Students at the University of Kansas have teamed up with Challah for Hunger to provide bread to the community and assistance to the hungry.

Challah for Hunger is a national charity organization that bakes and sells challah bread on more than 80 college campuses, according to the organization’s website. Challah bread is a traditional Jewish bread eaten to begin the feast of Shabbat. The bread can also be eaten in a non-religious context.

The organization was started in 2004 by Eli Winkelman who wanted to incorporate a baking element into her community service, said senior Adena Leon, who founded the University’s chapter of Challah for Hunger in 2016. 

A tray of freshly-baked challah bread sits on a kitchen counter

The University's Challah for Hunger chapter meets twice a month to make challah bread.

“I first heard about it through my friend who was involved with her chapter in New York, and I really wanted to do that as soon as I got to college,” Leon said. “When I got here, there was no chapter, so my two best friends and I asked KU Hillel, and we got our startup there.”

The University’s chapter meets twice each month throughout the semester.

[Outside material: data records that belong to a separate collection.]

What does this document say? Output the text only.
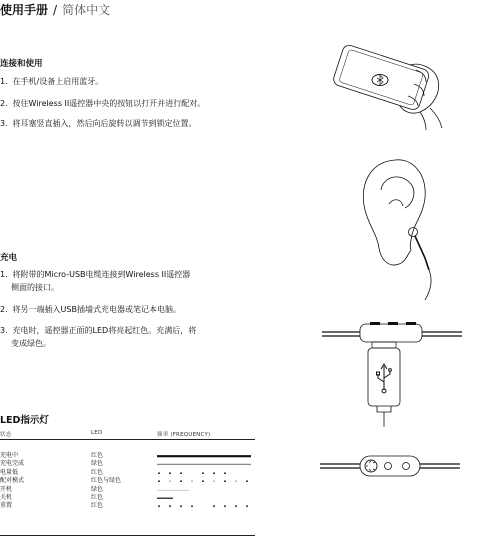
使用手册 / 简体中文
连接和使用
1. 在手机/设备上启用蓝牙。
2. 按住Wireless II遥控器中央的按钮以打开并进行配对。
3. 将耳塞竖直插入，然后向后旋转以调节到锁定位置。
充电
1. 将附带的Micro-USB电缆连接到Wireless II遥控器
侧面的接口。
2. 将另一端插入USB插墙式充电器或笔记本电脑。
3. 充电时，遥控器正面的LED将亮起红色。充满后，将
变成绿色。
LED指示灯
状态	LED	频率 (FREQUENCY)
充电中	红色
充电完成	绿色
电量低	红色
配对模式	红色与绿色
开机	绿色
关机	红色
重置	红色
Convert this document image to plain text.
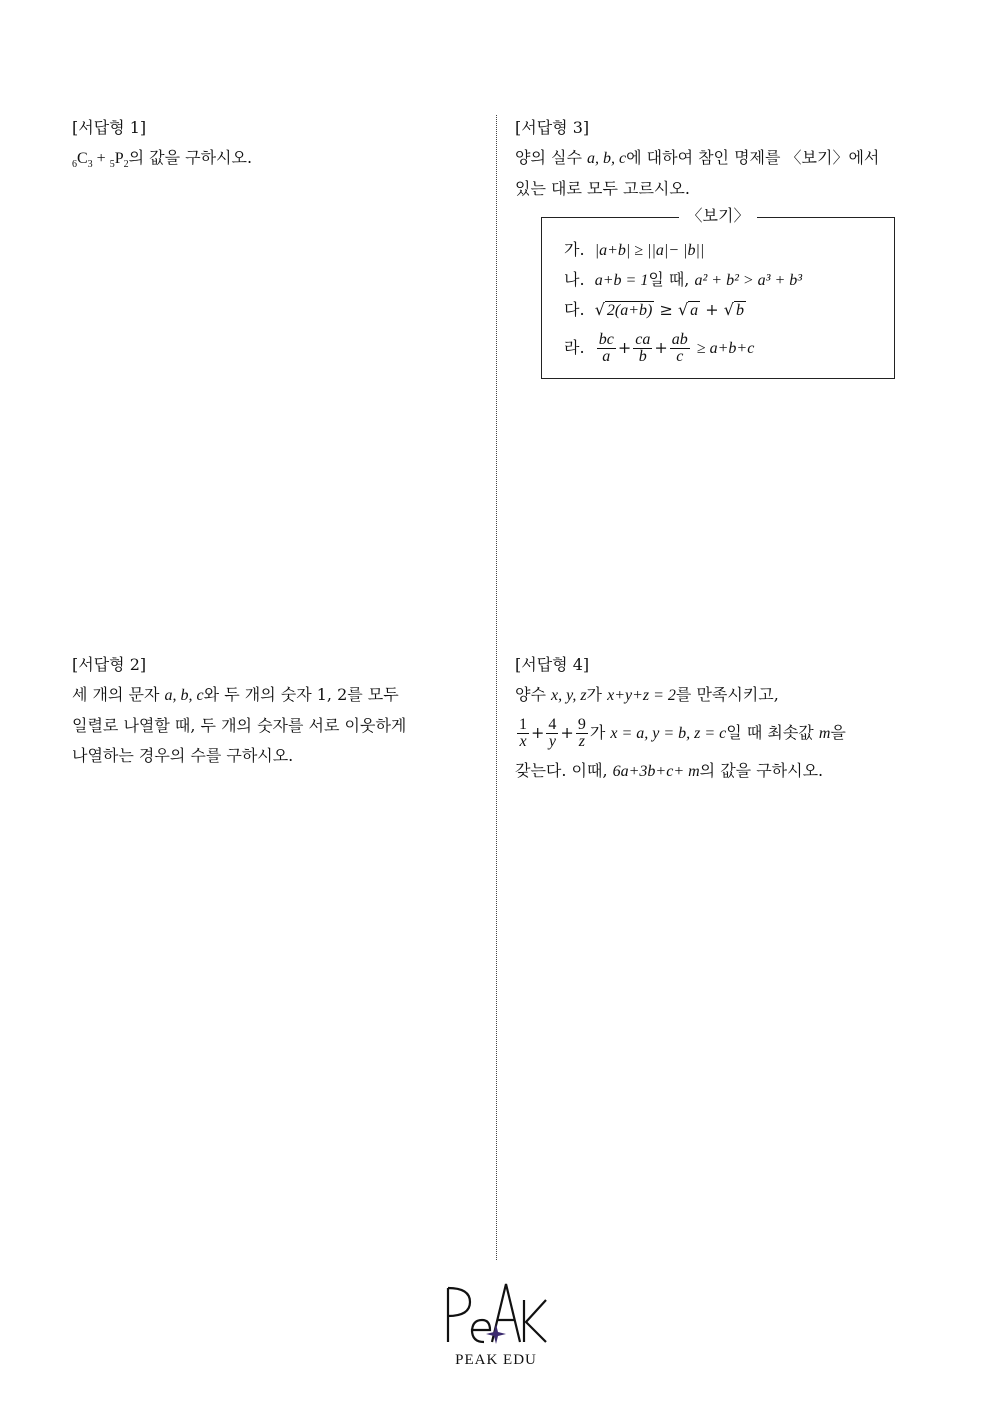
[서답형 1]
$_6C_3 + _5P_2$의 값을 구하시오.
[서답형 2]
세 개의 문자 a, b, c와 두 개의 숫자 1, 2를 모두
일렬로 나열할 때, 두 개의 숫자를 서로 이웃하게
나열하는 경우의 수를 구하시오.
[서답형 3]
양의 실수 a, b, c에 대하여 참인 명제를 〈보기〉에서
있는 대로 모두 고르시오.
〈보기〉
가. |a+b| ≥ ||a|− |b||
나. a+b = 1일 때, a² + b² > a³ + b³
다. √ 2(a+b) ≥ √ a + √ b
라. $\frac{bc}{a} + \frac{ca}{b} + \frac{ab}{c} \ge a+b+c$
[서답형 4]
양수 x, y, z가 x+y+z = 2를 만족시키고,
$\frac{1}{x} + \frac{4}{y} + \frac{9}{z}$ 가 x = a, y = b, z = c일 때 최솟값 m을
갖는다. 이때, 6a+3b+c+ m의 값을 구하시오.
PEAK EDU
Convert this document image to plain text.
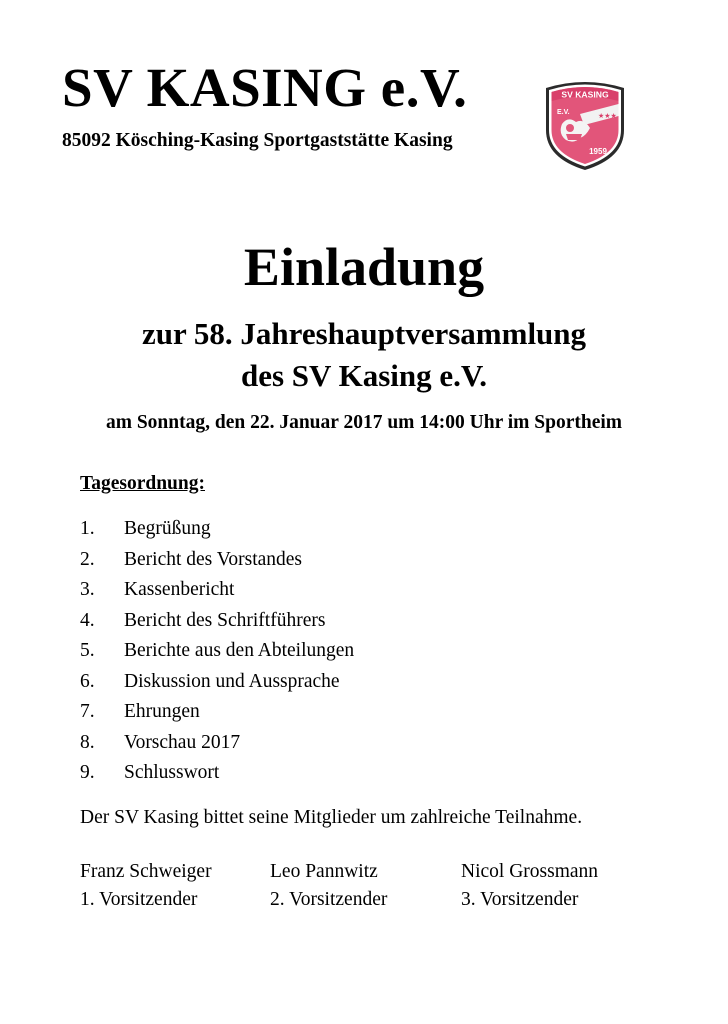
SV KASING e.V.
85092 Kösching-Kasing Sportgaststätte Kasing
SV KASING
E.V.	★★★
1959
Einladung
zur 58. Jahreshauptversammlung
des SV Kasing e.V.
am Sonntag, den 22. Januar 2017 um 14:00 Uhr im Sportheim
Tagesordnung:
1. Begrüßung
2. Bericht des Vorstandes
3. Kassenbericht
4. Bericht des Schriftführers
5. Berichte aus den Abteilungen
6. Diskussion und Aussprache
7. Ehrungen
8. Vorschau 2017
9. Schlusswort
Der SV Kasing bittet seine Mitglieder um zahlreiche Teilnahme.
Franz Schweiger
1. Vorsitzender
Leo Pannwitz
2. Vorsitzender
Nicol Grossmann
3. Vorsitzender
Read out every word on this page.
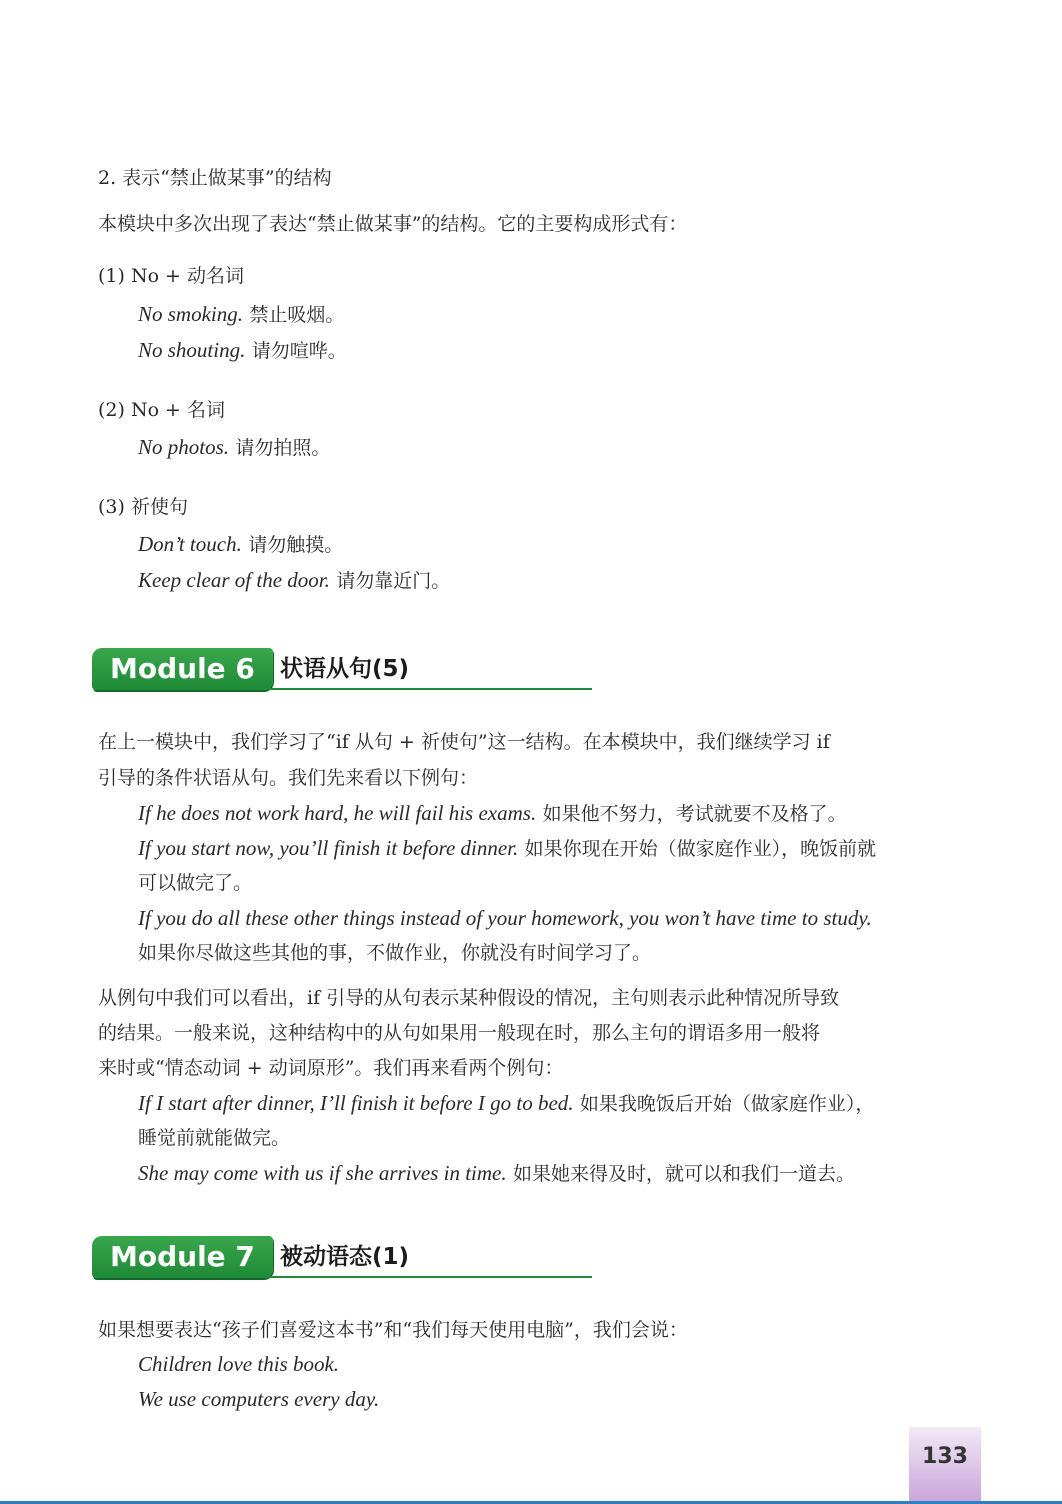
2. 表示“禁止做某事”的结构
本模块中多次出现了表达“禁止做某事”的结构。它的主要构成形式有：
(1) No + 动名词
No smoking. 禁止吸烟。
No shouting. 请勿喧哗。
(2) No + 名词
No photos. 请勿拍照。
(3) 祈使句
Don’t touch. 请勿触摸。
Keep clear of the door. 请勿靠近门。
Module 6	状语从句(5)
在上一模块中，我们学习了“if 从句 + 祈使句”这一结构。在本模块中，我们继续学习 if
引导的条件状语从句。我们先来看以下例句：
If he does not work hard, he will fail his exams. 如果他不努力，考试就要不及格了。
If you start now, you’ll finish it before dinner. 如果你现在开始（做家庭作业），晚饭前就
可以做完了。
If you do all these other things instead of your homework, you won’t have time to study.
如果你尽做这些其他的事，不做作业，你就没有时间学习了。
从例句中我们可以看出，if 引导的从句表示某种假设的情况，主句则表示此种情况所导致
的结果。一般来说，这种结构中的从句如果用一般现在时，那么主句的谓语多用一般将
来时或“情态动词 + 动词原形”。我们再来看两个例句：
If I start after dinner, I’ll finish it before I go to bed. 如果我晚饭后开始（做家庭作业），
睡觉前就能做完。
She may come with us if she arrives in time. 如果她来得及时，就可以和我们一道去。
Module 7	被动语态(1)
如果想要表达“孩子们喜爱这本书”和“我们每天使用电脑”，我们会说：
Children love this book.
We use computers every day.
133
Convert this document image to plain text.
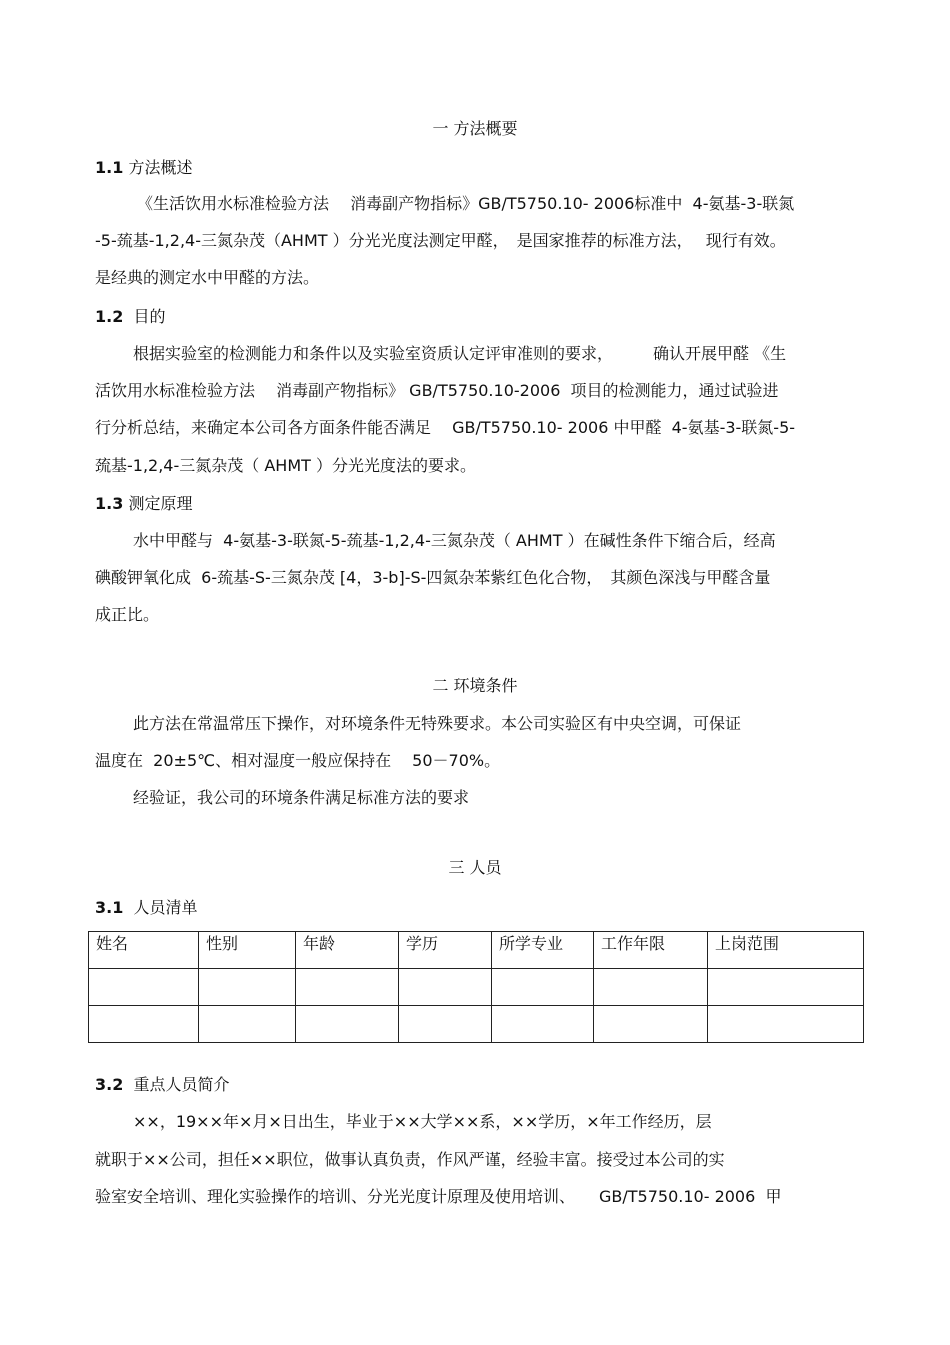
一 方法概要
1.1 方法概述
《生活饮用水标准检验方法　 消毒副产物指标》GB/T5750.10- 2006标准中  4-氨基-3-联氮
-5-巯基-1,2,4-三氮杂茂（AHMT ）分光光度法测定甲醛，　是国家推荐的标准方法，　 现行有效。
是经典的测定水中甲醛的方法。
1.2 目的
根据实验室的检测能力和条件以及实验室资质认定评审准则的要求，　　　确认开展甲醛 《生
活饮用水标准检验方法　 消毒副产物指标》 GB/T5750.10-2006  项目的检测能力，通过试验进
行分析总结，来确定本公司各方面条件能否满足　 GB/T5750.10- 2006 中甲醛  4-氨基-3-联氮-5-
巯基-1,2,4-三氮杂茂（ AHMT ）分光光度法的要求。
1.3 测定原理
水中甲醛与  4-氨基-3-联氮-5-巯基-1,2,4-三氮杂茂（ AHMT ）在碱性条件下缩合后，经高
碘酸钾氧化成  6-巯基-S-三氮杂茂 [4，3-b]-S-四氮杂苯紫红色化合物，　其颜色深浅与甲醛含量
成正比。
二 环境条件
此方法在常温常压下操作，对环境条件无特殊要求。本公司实验区有中央空调，可保证
温度在  20±5℃、相对湿度一般应保持在　 50－70%。
经验证，我公司的环境条件满足标准方法的要求
三 人员
3.1 人员清单
姓名	性别	年龄	学历	所学专业	工作年限	上岗范围

3.2 重点人员简介
××，19××年×月×日出生，毕业于××大学××系，××学历，×年工作经历，层
就职于××公司，担任××职位，做事认真负责，作风严谨，经验丰富。接受过本公司的实
验室安全培训、理化实验操作的培训、分光光度计原理及使用培训、　　GB/T5750.10- 2006  甲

Up to 25 volunteers a week come to braid challah bread. 

“We try to bake as often as we can,” said Lexi Barnes, the current chapter president. 

Barnes said the club had more than 300 orders this semester, and different flavors, such as chocolate chip, sprinkles and double chocolate, are introduced each week.

“We’ve partnered with a few Greek organizations, residence halls and other student-run organizations to get the word out to anyone who wanted to do preorders with us,” Leon said.

A K.U. student places chocolate chips into raw challah bread dough

The organization has made special-flavored challah bread, such as chocolate chip, sprinkles and double chocolate. 

Instead of doing a bake sale, since the bread is preordered, after it is baked, the volunteers can deliver the bread fresh. All of the proceeds go to charity.

“We donate 50% of the money to a local partner, like Just Food, and most recently Campus Cupboard, and the rest goes to a different national partner every year,” Leon said.

Anyone who is interested in Challah for Hunger can join, no matter one’s religious affiliation.

“It’s very laid-back,” Barnes said. “We pretty much just go, braid bread and hang out.”